Today many difficult hours are ahead of me.
June 13
It’s nine o’clock in the evening, the bell announces the time and also the end of my dream. Laying my desire to rest in the grave. Kleinchen, dearest one, farewell. Farewell forever, and may God bless you and with you all those dear to you. I can’t, I won’t, be angry with you, because it’s not your fault. Lord, miraculous, invisible Force that directs and rules us all, do not abandon me! Give me consolation, take pity on me! Grant my wish and give me peace, rest. Kleinchen, I write this with my heart’s blood.
June 26
I haven’t written anything for thirteen days. And what was there to write? My heart is a throbbing wound. I have conquered, but I cannot forget. As I leave, Almighty God, help me! I will visit my father’s grave, but also want to do something for my health. Whenever I take up this book, my eyes fill with tears. I did what I swore to do, but God, how empty my life is.
July 5
The fifth day of my travels. I’m here at Kustošija, at Klara’s. They are both good people, but I’m afraid of being a burden to them. I still feel terrible. I can find no peace. I would gladly continue on my way without a pause. God in heaven, be with me. There’s a bitterness in me, as if I hated everyone. Heavenly God, hear my prayer, you know what would bring me tranquillity.
July 14
When I began my travels, I thought that I would write something every day in this little book, but things have turned out differently. I’m tired
, I sleep a great deal, and that is for the best.
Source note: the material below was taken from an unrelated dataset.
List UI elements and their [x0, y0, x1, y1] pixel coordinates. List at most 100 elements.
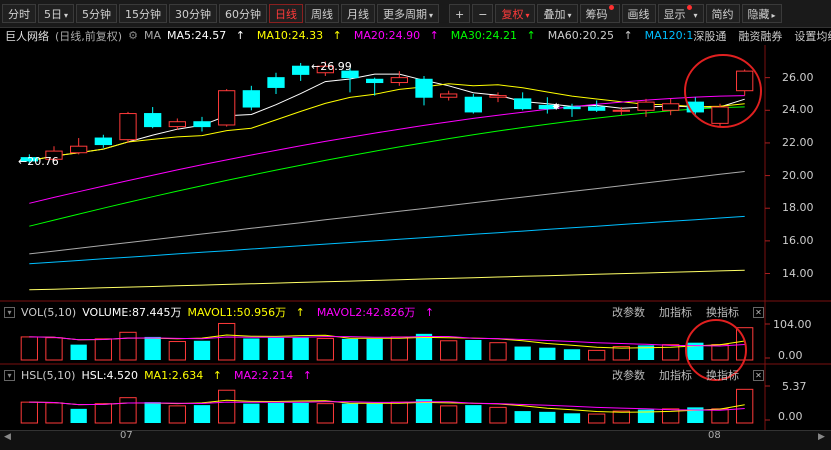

To sleep and not feel anything. I haven’t gone to a doctor yet, afraid of finding out the truth. This week I must go back, unspeakably difficult for me, but I must. For the last time my eyes will take in all the dear places where I was once happy— but also terribly unhappy. Almighty God in Heaven, do not abandon me!
August 11
It’s almost a month since I jotted anything down, yet so much has happened. The first thing was that I went to a doctor and, thank God, he gave me a favorable diagnosis. He told me that he wished all his women patients were as healthy as I was, and assured me that I was in no danger. With that illness, he said, you can live a hundred years. And then: Be brave; when you feel the pain, come to Kárpáti. And walk, walk a great deal, move around a lot, and, most of all: love. That’s what the kind little doctor said. I like thinking of him, of his soft eyes. How charming, the way he hurriedly lowered them when I looked at him. He said: Women don’t find understanding in men, which generates neurosis, and neurosis, in turn, generates all sorts of illnesses. He was right. I will follow his advice, and I’m so grateful to him—and glad that he found pleasure in looking at me.
And now—Egon.
Egon, little Egon, handsome you are not, but there is something about you that excites. You’re not honest, not sincere, but what does that matter: you kiss well. Passionately. I love your kisses. You want to drink the glass to the bottom, but it didn’t work out for you. Be my friend; a friend is what I want, nothing more. Nothing more, because I saw into you, saw through you— poor little fool. But it was good. I had several fine hours with you, I won’t forget them. You made promises and swore by many things, but it was all deception. Silly little Egon.
I’m over it. Yesterday I suffered, today I’m singing. But in the depths of my soul, God only knows. Now off to the theater.